I do feel that my grandmother may as well have been a past life of myself; after all, looking at her photos taken in her 60s (she died at age 70), she has a trademark family look, especially in her eyes, that I notice in my own photos, and had pink miniskirts existed during her younger days, she may have looked strikingly similar to me. I also know that she was a forward-thinking progressive, who attended a boarding school in Shanghai at a time when women were supposed to not even learn how to read, and who converted to Christianity due to it being the religion of modernity and progress. (Ironically, I am leaving her religion, in search of my own progress and modernity.) I also do know that she brought a very holistic approach to Christianity, as unlike most Korean Christians, she practiced it in the multifaith coexistence mentality of traditional Korean society, and kept extremely good relations with neighborhood Buddhist monks and even had Confucian and Buddhist ceremonies done for her family. (Also why my father and his family would continue to take an extended family trip together to Buddhist temples, such as Jikjisa, a stop on my 2008 Korean road trip.)

As I saw the photo of the opened old grave, with my grandmother's bones lying inside, as well as the next photo showing her bones cleaned and neatly arranged, it seemed like she was speaking to me in a way - about my past life. I do know that she was patting my mom's belly when she was pregnant with me, hoping to witness my birth but never quite making it.
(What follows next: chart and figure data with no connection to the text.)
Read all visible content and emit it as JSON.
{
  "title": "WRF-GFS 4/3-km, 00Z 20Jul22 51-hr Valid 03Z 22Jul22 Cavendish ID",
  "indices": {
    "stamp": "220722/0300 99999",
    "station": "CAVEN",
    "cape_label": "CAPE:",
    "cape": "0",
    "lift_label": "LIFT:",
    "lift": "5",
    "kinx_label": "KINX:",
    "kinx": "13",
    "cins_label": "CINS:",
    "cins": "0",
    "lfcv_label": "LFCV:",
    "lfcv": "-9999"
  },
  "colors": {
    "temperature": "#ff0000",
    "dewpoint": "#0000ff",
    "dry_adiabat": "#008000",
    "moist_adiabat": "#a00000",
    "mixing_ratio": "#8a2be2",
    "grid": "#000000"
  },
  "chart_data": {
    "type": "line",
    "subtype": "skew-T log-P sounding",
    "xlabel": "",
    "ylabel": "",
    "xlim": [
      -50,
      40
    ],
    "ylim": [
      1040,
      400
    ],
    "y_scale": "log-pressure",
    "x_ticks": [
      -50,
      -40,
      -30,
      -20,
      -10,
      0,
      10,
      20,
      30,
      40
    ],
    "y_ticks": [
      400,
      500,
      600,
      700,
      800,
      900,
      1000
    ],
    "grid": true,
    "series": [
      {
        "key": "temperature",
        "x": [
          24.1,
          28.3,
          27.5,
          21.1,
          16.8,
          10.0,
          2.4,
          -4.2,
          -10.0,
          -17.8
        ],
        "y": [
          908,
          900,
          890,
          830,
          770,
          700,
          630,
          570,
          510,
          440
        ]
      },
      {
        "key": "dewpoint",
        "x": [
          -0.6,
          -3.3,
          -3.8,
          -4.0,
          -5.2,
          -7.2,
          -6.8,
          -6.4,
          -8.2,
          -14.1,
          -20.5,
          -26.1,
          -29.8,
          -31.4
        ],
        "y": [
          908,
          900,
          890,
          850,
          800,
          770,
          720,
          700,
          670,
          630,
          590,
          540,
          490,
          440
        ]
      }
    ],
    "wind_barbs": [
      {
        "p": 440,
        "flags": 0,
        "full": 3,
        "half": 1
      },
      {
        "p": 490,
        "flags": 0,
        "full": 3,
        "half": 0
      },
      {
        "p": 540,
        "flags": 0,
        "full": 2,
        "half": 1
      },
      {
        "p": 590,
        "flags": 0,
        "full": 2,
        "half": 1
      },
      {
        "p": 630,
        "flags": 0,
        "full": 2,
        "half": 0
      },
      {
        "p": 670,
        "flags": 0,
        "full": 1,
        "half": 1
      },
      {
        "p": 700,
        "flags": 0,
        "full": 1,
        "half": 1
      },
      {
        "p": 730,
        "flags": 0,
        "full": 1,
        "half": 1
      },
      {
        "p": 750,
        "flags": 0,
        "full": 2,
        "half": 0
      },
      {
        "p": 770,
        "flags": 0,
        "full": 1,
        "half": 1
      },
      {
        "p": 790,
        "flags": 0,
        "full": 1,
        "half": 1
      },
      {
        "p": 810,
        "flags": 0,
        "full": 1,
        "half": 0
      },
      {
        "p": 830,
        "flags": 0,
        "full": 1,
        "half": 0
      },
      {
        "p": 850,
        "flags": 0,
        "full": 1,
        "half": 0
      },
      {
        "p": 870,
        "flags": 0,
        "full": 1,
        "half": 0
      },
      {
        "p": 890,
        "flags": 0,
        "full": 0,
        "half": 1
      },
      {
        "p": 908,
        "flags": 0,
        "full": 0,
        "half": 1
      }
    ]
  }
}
I do feel that her pioneering, forward-thinking spirit was passed on to me as she passed - and as her remains saw the light of day for the first time in over 33 years, it seemed that my past has risen out of the ground it had been buried in, and wants to speak to my present so that I can take it into the future.

It appears that I will go ahead with my return visit to South Korea very soon - but the exact format/purpose of the trip may change dramatically. Once there, I will make sure to visit the new grave, make this spiritual connection with my grandmother, and push ahead with my own life the way my grandmother had done during the treacherous years involving exodus from the North and the wartime poverty.

Back to Gayle, I attended another reading of hers tonight - but this time it dealt with her other new novel, Delta Girls, which I am currently working on. She shared some more tricks of the trade; while she had discussed her Korean cultural immersion during her work on The Book of Dead Birds, this time she also mentioned that the cultural immersion included listening to Korean-language conversations and getting the cadence and rhythm right, to somehow reflect into her sentences. Pleasant-sounding cadence and sentences is something I tend not to think about too much, but it does make a book more readable - and mixing up sentence lengths was done in Delta Girls for a similar effect. Another trick worth thinking about is grabbing some unusual, outrageous details from a given subject (such as all the wacky worm names used by fruit pickers in the Sacramento River Delta farms) to grab the reader's attention; for me and Sarah, the key may be using technical aviation lingo and/or terminology specific to United Airlines (such as "2P" to indicate Premier elite frequent flier level). (And speaking of flight attendants, Gayle tells me that her teenage daughter Hannah is thinking of becoming one for a few years, for the experience.)

Always glad to be able to pick up tips and hints from a trusted mentor. Now let me see if I can write a scene or two that brings out Sarah's essence (perhaps she works a practice flight to Denver, where she is surprised with a flight simulator session). Or something that brings the past and present together - like the Mina-Willie connection (or my connection to my grandmother's remains). Perhaps Sarah, despite hating being Sanford, does feel a kinship to her great-grandfather Sanford; Sarah may visit Great-Grandpa Sanford's tomb when she is on an England layover, and this may also better explain why when Sarah and Kirsten have their biological child from Sarah's saved sperm, the child, a son, will again be named Sanford.